Genel olarak bu dolandırıcılık işlemlerinin yapıldığı sırada müşteri, adına yapılan işlemlerden o an haberdar olmamakta, banka tarafından aranılarak bilgi verilmemekte, sistemde kayıtlı telefon numarasına herhangi bir onay, bilgi mesajı, sesli arama gelmemektedir. Zira söz konusu dolandırıcılık işlemleri yapılırken müşterinin banka sistemindeki telefon numarası, e-maili ve diğer iletişim bilgileri dolandırıcılar tarafından değiştirilmektedir.
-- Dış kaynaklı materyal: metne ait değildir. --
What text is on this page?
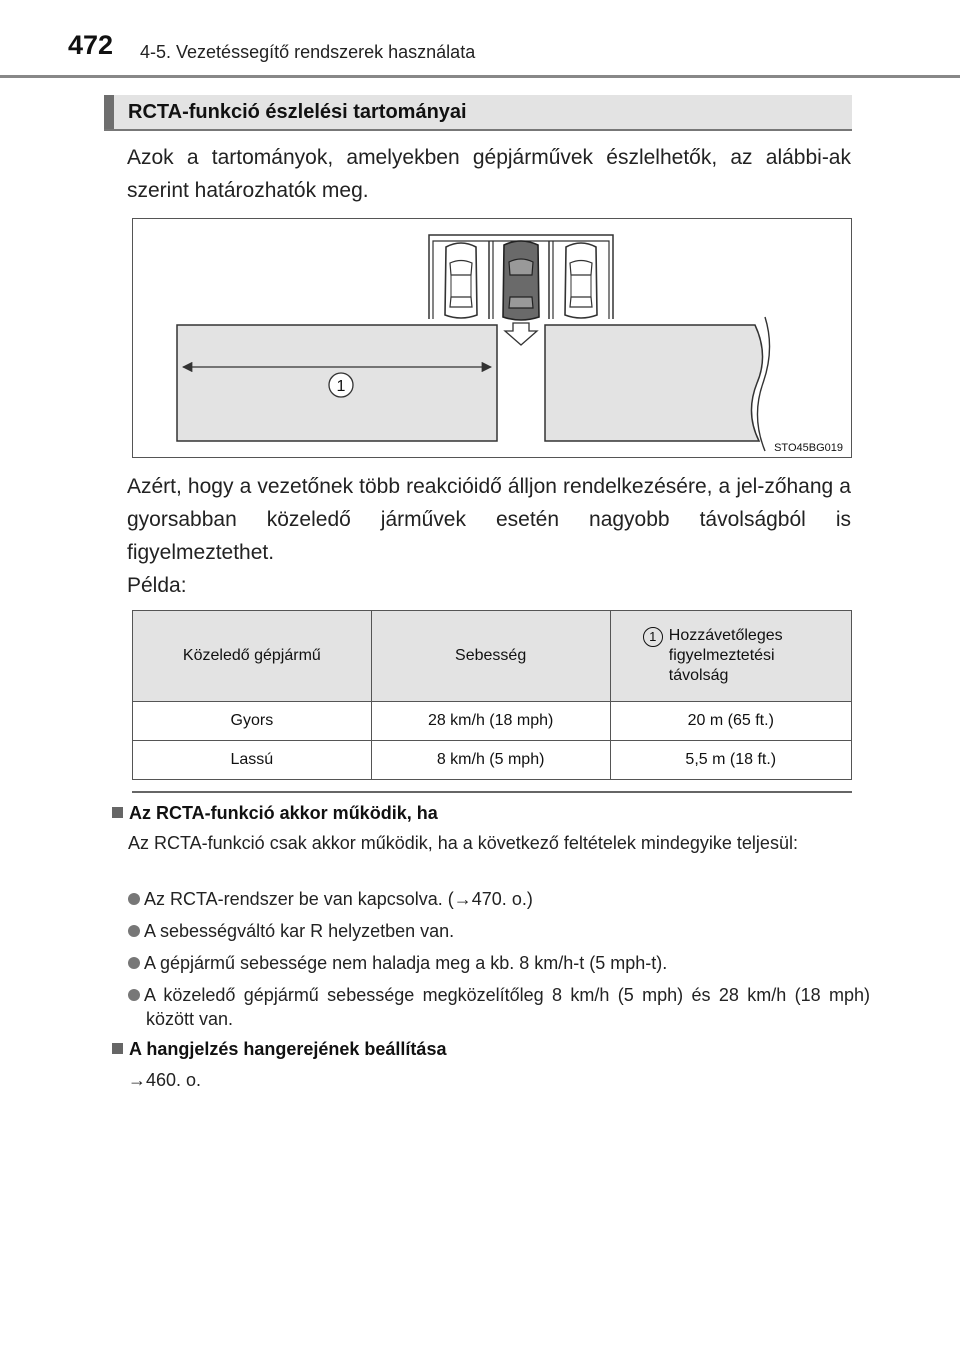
472 4-5. Vezetéssegítő rendszerek használata
RCTA-funkció észlelési tartományai
Azok a tartományok, amelyekben gépjárművek észlelhetők, az alábbi-ak szerint határozhatók meg.
1
STO45BG019
Azért, hogy a vezetőnek több reakcióidő álljon rendelkezésére, a jel-zőhang a gyorsabban közeledő járművek esetén nagyobb távolságból is figyelmeztethet.
Példa:
Közeledő gépjármű	Sebesség	1 Hozzávetőleges figyelmeztetési távolság

Gyors	28 km/h (18 mph)	20 m (65 ft.)
Lassú	8 km/h (5 mph)	5,5 m (18 ft.)
Az RCTA-funkció akkor működik, ha
Az RCTA-funkció csak akkor működik, ha a következő feltételek mindegyike teljesül:
Az RCTA-rendszer be van kapcsolva. (→470. o.)
A sebességváltó kar R helyzetben van.
A gépjármű sebessége nem haladja meg a kb. 8 km/h-t (5 mph-t).
A közeledő gépjármű sebessége megközelítőleg 8 km/h (5 mph) és 28 km/h (18 mph) között van.
A hangjelzés hangerejének beállítása
→460. o.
Müşteri, adına çekilen kredi bedelinin dolandırıcılar tarafından üçüncü kişilere aktarılması neticesinde banka araması veya harici sebeplerle haberdar olmaktadır. Her ne kadar kredi işlemleri gerçekte üçüncü kişiler tarafından yapılmış olsa da, söz konusu işlemler müşteri adına yapılmış olduğundan kredi bedelinin banka nezdindeki muhatabı müşteri olmaktadır. Yukarıda bahsedilen dolandırıcılık işlemleri nedeniyle müşteriler bankaya karşı yüksek bedelli kredi borçlusu durumuna düşmektedir.
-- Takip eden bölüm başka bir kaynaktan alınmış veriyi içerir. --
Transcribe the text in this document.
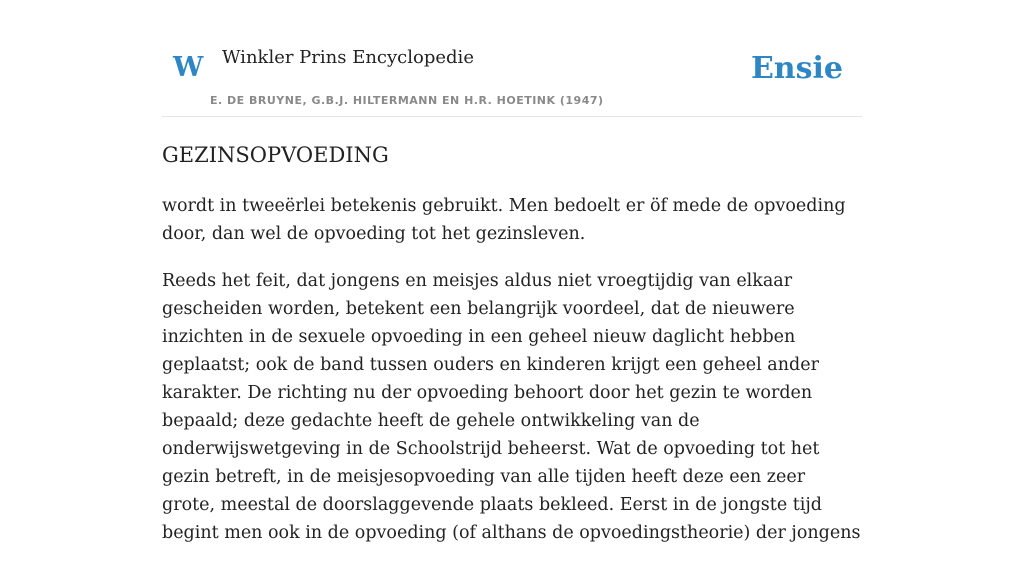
W Winkler Prins Encyclopedie
E. DE BRUYNE, G.B.J. HILTERMANN EN H.R. HOETINK (1947)
Ensie
GEZINSOPVOEDING

wordt in tweeërlei betekenis gebruikt. Men bedoelt er öf mede de opvoeding door, dan wel de opvoeding tot het gezinsleven.

Reeds het feit, dat jongens en meisjes aldus niet vroegtijdig van elkaar gescheiden worden, betekent een belangrijk voordeel, dat de nieuwere inzichten in de sexuele opvoeding in een geheel nieuw daglicht hebben geplaatst; ook de band tussen ouders en kinderen krijgt een geheel ander karakter. De richting nu der opvoeding behoort door het gezin te worden bepaald; deze gedachte heeft de gehele ontwikkeling van de onderwijswetgeving in de Schoolstrijd beheerst. Wat de opvoeding tot het gezin betreft, in de meisjesopvoeding van alle tijden heeft deze een zeer grote, meestal de doorslaggevende plaats bekleed. Eerst in de jongste tijd begint men ook in de opvoeding (of althans de opvoedingstheorie) der jongens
Yukarıda genel hatlarıyla bahsedilen dolandırıcılık eylemleri nedeniyle bankaların hukuki sorumluluklarının Yargıtay kararları ışığında değerlendirilmesi gerekmektedir.  Belirtmek gerekir ki bankalar, Bankacılık Kanunu kapsamında müşterilerine karşı kusursuz olarak sorumludur. Keza bankanın özen yükümlülüğü kapsamında internet/mobil bankacılık işlemleri için alınacak güvenlik önlemleri yönetmelik ile de düzenlenmiştir. 31069 sayılı Bankaların Bilgi Sistemleri Ve Elektronik Bankacılık Hizmetleri Hakkında Yönetmelik m.8 vd. maddelerde bankaların yapılacak tüm işlemler için veri güvenliği, kimlik erişimi gibi yükümlülükleri düzenlenmiştir. Bankalar ilgili kanun ve yönetmelikler kapsamında özen yükümlülükleri azami olarak yerine getirmek zorundadırlar.
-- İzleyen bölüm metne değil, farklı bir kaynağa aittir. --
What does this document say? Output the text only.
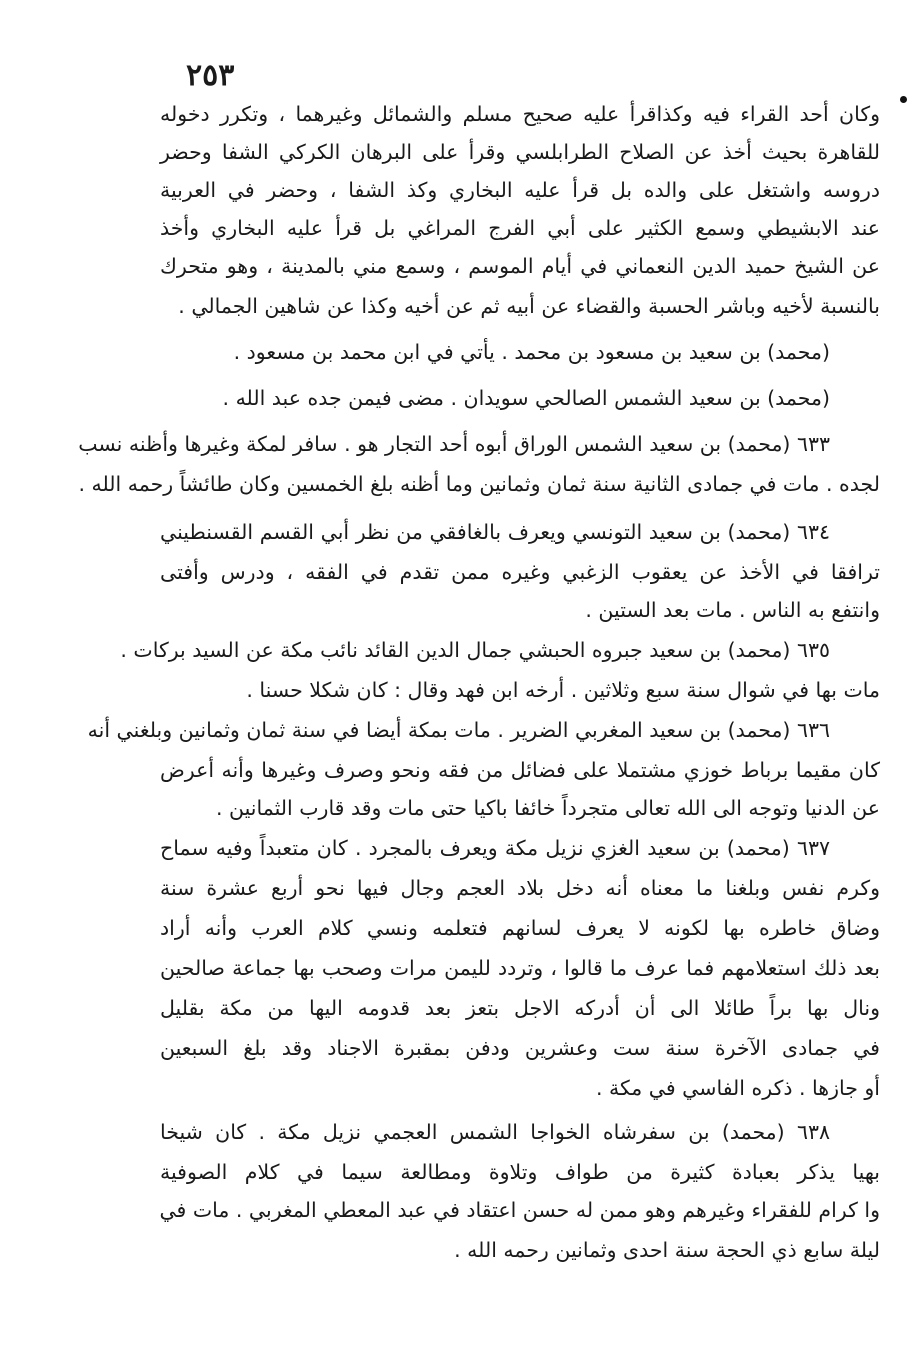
٢٥٣
وكان أحد القراء فيه وكذاقرأ عليه صحيح مسلم والشمائل وغيرهما ، وتكرر دخوله
للقاهرة بحيث أخذ عن الصلاح الطرابلسي وقرأ على البرهان الكركي الشفا وحضر
دروسه واشتغل على والده بل قرأ عليه البخاري وكذ الشفا ، وحضر في العربية
عند الابشيطي وسمع الكثير على أبي الفرج المراغي بل قرأ عليه البخاري وأخذ
عن الشيخ حميد الدين النعماني في أيام الموسم ، وسمع مني بالمدينة ، وهو متحرك
بالنسبة لأخيه وباشر الحسبة والقضاء عن أبيه ثم عن أخيه وكذا عن شاهين الجمالي .
(محمد) بن سعيد بن مسعود بن محمد . يأتي في ابن محمد بن مسعود .
(محمد) بن سعيد الشمس الصالحي سويدان . مضى فيمن جده عبد الله .
٦٣٣ (محمد) بن سعيد الشمس الوراق أبوه أحد التجار هو . سافر لمكة وغيرها وأظنه نسب
لجده . مات في جمادى الثانية سنة ثمان وثمانين وما أظنه بلغ الخمسين وكان طائشاً رحمه الله .
٦٣٤ (محمد) بن سعيد التونسي ويعرف بالغافقي من نظر أبي القسم القسنطيني
ترافقا في الأخذ عن يعقوب الزغبي وغيره ممن تقدم في الفقه ، ودرس وأفتى
وانتفع به الناس . مات بعد الستين .
٦٣٥ (محمد) بن سعيد جبروه الحبشي جمال الدين القائد نائب مكة عن السيد بركات .
مات بها في شوال سنة سبع وثلاثين . أرخه ابن فهد وقال : كان شكلا حسنا .
٦٣٦ (محمد) بن سعيد المغربي الضرير . مات بمكة أيضا في سنة ثمان وثمانين وبلغني أنه
كان مقيما برباط خوزي مشتملا على فضائل من فقه ونحو وصرف وغيرها وأنه أعرض
عن الدنيا وتوجه الى الله تعالى متجرداً خائفا باكيا حتى مات وقد قارب الثمانين .
٦٣٧ (محمد) بن سعيد الغزي نزيل مكة ويعرف بالمجرد . كان متعبداً وفيه سماح
وكرم نفس وبلغنا ما معناه أنه دخل بلاد العجم وجال فيها نحو أربع عشرة سنة
وضاق خاطره بها لكونه لا يعرف لسانهم فتعلمه ونسي كلام العرب وأنه أراد
بعد ذلك استعلامهم فما عرف ما قالوا ، وتردد لليمن مرات وصحب بها جماعة صالحين
ونال بها براً طائلا الى أن أدركه الاجل بتعز بعد قدومه اليها من مكة بقليل
في جمادى الآخرة سنة ست وعشرين ودفن بمقبرة الاجناد وقد بلغ السبعين
أو جازها . ذكره الفاسي في مكة .
٦٣٨ (محمد) بن سفرشاه الخواجا الشمس العجمي نزيل مكة . كان شيخا
بهيا يذكر بعبادة كثيرة من طواف وتلاوة ومطالعة سيما في كلام الصوفية
وا كرام للفقراء وغيرهم وهو ممن له حسن اعتقاد في عبد المعطي المغربي . مات في
ليلة سابع ذي الحجة سنة احدى وثمانين رحمه الله .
Yargıtay’ın çeşitli kararlarında “…davacı banka bir güven kurumu olup, müşterilerince kendilerine tevdii edilen mevduatı koruma ile yükümlü olup, bunu sağlamak için gerekli güvenlik önlemlerini almak durumunda olduğu, bu bağlamda interaktif bankacılık işlemleri sırasında şifre bilgilerinin üçüncü kişilerce ele geçirilmesini önleyecek bir güvenlik mekanizması oluşturması, kendi web sayfasından başka yerlere yönlendirmelere engel olması ve herhangi bir usulsüz işlemle karşılaştığında gerekli önlemleri almanın yanı sıra, mevduat sahiplerini de bilgilendirmesi gerektiği, dolandırıcılık yöntemlerinin engellenebilmesi için davalı banka tarafından güvenlik duvarları oluşturmak, kimlik belirlemede ek önlemler almak ve bu alınacak ek önlemlerde birbirini doğrulayacak şekilde birden fazla değişken bileşenlerin kullanılması gerektiği,…” denilerek bankaların bu yükümlülüğüne atıfta bulunulmaktadır.

Yine Ankara Bölge Adliye Mahkemesi 21. Hukuk Dairesi, 24.03.2021 tarih, E:2019/1208, K:2021/436 kararında: Bankacılık işlemlerinden kaynaklanan tazminat istemiyle açılan davada; davacının hesabından bilgi ve onayı dışında para çekildiği, bilirkişi raporuna göre bankanın gerekli güvenlik önlemleri almayarak zarara sebebiyet verdiği, teknik imkanları çok geniş olan ve bir güven kurumu olarak faaliyet gösteren davalı bankanın sahteliği önleyici tedbirler alması gerektiği, kredi sağlayarak ve mevduat toplayarak getirisinden faydalanan bankaların, gerekli güvenliği sağlayamaması nedeni ile meydana gelen zararlardan da sorumlu olması gerektiği, bankaların objektif özen borcunun gereği olarak hafif kusurlarından dahi sorumlu olduğu, davacının hesabından bir kerede yüklü miktarda para çekilmesi hususunda etkili hiç bir güvenlik önleminin alınmadığı bu nedenle davacının davasının kabulü ile, 58.000,00 TL’nin 17/10/2018 tarihinden itibaren işleyecek avans faizi ile birlikte davalı bankadan alınarak davacıya verilmesine..” şeklinde karar verilmiştir.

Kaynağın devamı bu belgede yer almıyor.